PhG: "j’affectionne de présenter les grandes forces structurantes et déstructurantes de l’Histoire comme autonomes et indépendantes des acteurs humains"

Dans "Les dilemmes de la métaphysique pure" Charles Renouvrier a répertorié les grandes oppositions binaires qui sous-tendent toute activité scientifique. L'opposition unité/diversité y est évidemment fondamentale et prend différentes formes selon les disciplines.

 Voici ce qu'écrit Thom à la fin de "Thèmes de Holton et apories fondatrices" (Apologie du Logos):

"La mise en évidence du clivage fondamental unité/diversité qui parcourt en fait toutes les disciplines scientifiques, soulève une question: pourra-t-on un jour réduire ce clivage, l'annihiler? A cette question, je crois qu'il faut répondre par la négative , et que cette tension est destinée à subsister comme moteur ultime de la recherche. Il s'agit là de ce que nous appelons l'aporie fondatrice des disciplines à considérer. Mais le statut "aporétique" varie beaucoup d'une discipline à l'autre. Tout dépend de l'efficacité théorique, de la puissance générative qui règne dans l'appareil de théorisation. Une grande différence se manifeste ainsi entre sciences "dures" et sciences "molles". Dans les sciences "dures", l'unité est construite par une théorie générative à partir d'un divers empirique relativement aisé à observer et unifié par la théorie. Dans les sciences "molles" au contraire (sciences humaines, sciences de la vie), le principe d'unité est immédiatement donné: unité évidente de la vie, -unité non moins évidente de la conscience- et le problème est de rendre compte d'une diversité phénoménale qui reste inexplicable, en raison d'une générativité théorique déficiente.

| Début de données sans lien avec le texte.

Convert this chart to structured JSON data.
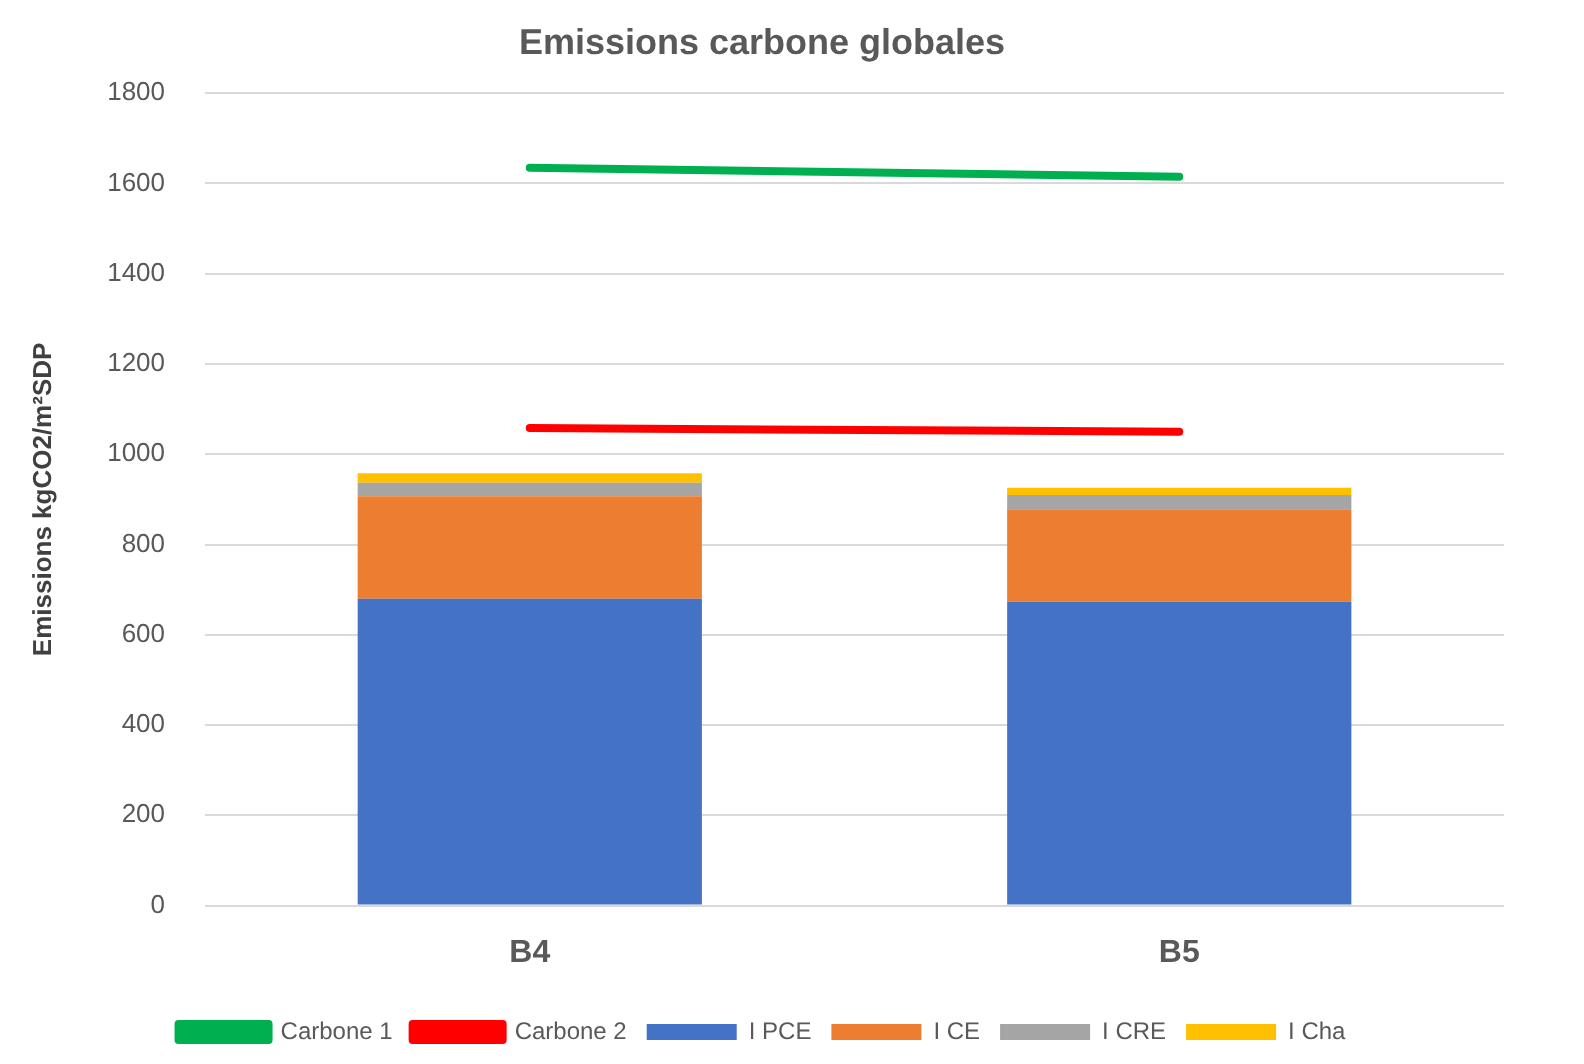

Voici comment on peut expliciter les apories fondatrices des diverses disciplines.

Mathématique.
C'est le rapport entre le continu géométrique (objet d'une intuition immédiate) et la générativité discrète réalisée dans la succession n->n+1 des entiers naturels) qui fait problème. L'aporie a pour le moment une solution "fantasmatique": la construction du continu à partir des rationnels (coupure de Dedekind ou complétion des suites de Cauchy). Solution qui n'a pas conduit jusqu'à présent à des difficultés effectives.

Physique.
Il s'agit d'expliciter le rapport entre un espace-temps vide, défini abstraitement à partir d'un groupe de symétrie, et les entités physiques effectivement observables (matière et radiation) qui s'y présentent. Ernst Mach avait postulé que la géométrie de l'espace a une origine physique; si la relativité générale d'Einstein offre une perspective de solution, par contre la mécanique quantique, par sa non-localité, pose des problèmes majeurs d'intelligibilité.

Chimie.
La théorisation chimique est impuissante à décrire quantitativement l'agrégation de molécules un peu complexes. De ce fait la chimie reste une discipline essentiellement descriptive et, par suite, non aporétique.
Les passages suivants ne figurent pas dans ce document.